Department of Law

Department overview
- Jurisdiction: Government of West Bengal
- Headquarters: Writers' Building;
- Minister responsible: Biraj Biswas, Minister of State;
- Department executive: Pradip Kumar Panja, Principal Secretary;
- Website: Official Website

= Department of Law (West Bengal) =

State government department in West Bengal, India

Department of Law is a department under the Government of West Bengal in West Bengal, India. This is the main legal policy making and advisory authority of State Government.

== History ==
Initially the works of Legal policy making and legislative drafting were entrusted to the Legislative Department of the Government of West Bengal.
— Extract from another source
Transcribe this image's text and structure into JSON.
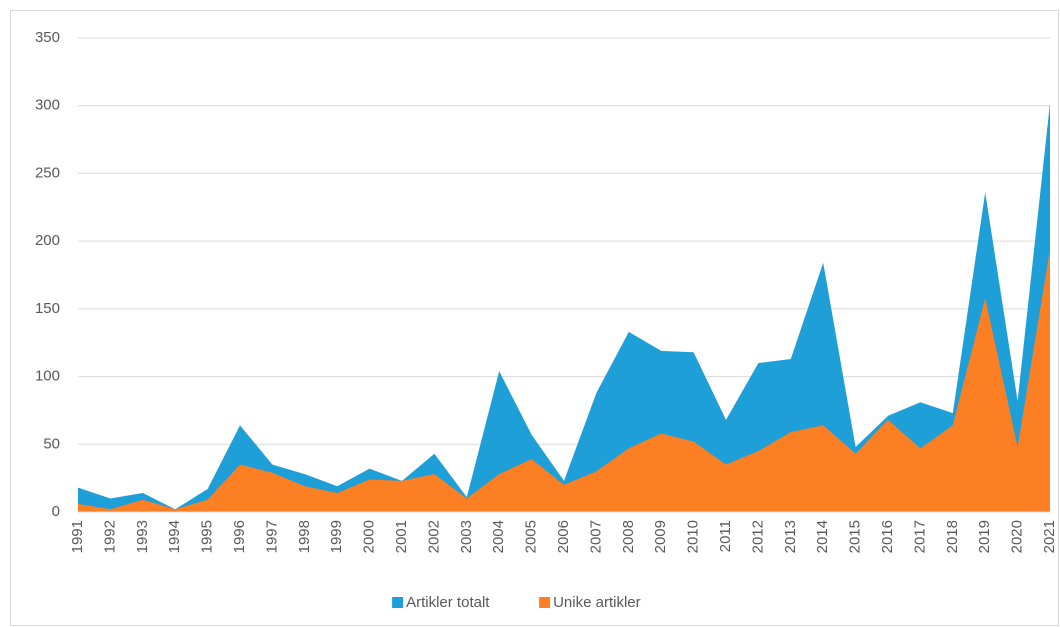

The Department of Law was established in March 1958 after amalgamation of Legislative and Judicial Department of the State government. This were also sub divided into Judicial and Legislative in 1963. In 1988, the Legislative Department was renamed as the Law Department with effect from 1 March 1988. The headquarters of this Department situated in the main block, Writers' Building, Kolkata.

== Activities ==
The Department has two branches, the Legislative Branch and the Official Language Branch. The Law Department is assigned with the legislative drafting, publication of notifications, Bills, Ordinances and amendments to Bill and Acts, rules and by-laws through official gazettes of the other administrative Departments of the West Bengal. It also performs periodical revision, correction of orders, settlement of Statutory notifications, regulations whenever necessary. Further this Department deputes West Bengal Legal Service officers in various departments to look after the court cases concerned.

== Ministers ==
Presently the Minister-of State is Biraj Biswas. Previously Moloy Ghatak, leader of the All India Trinamool Congress was the Minister in-charge.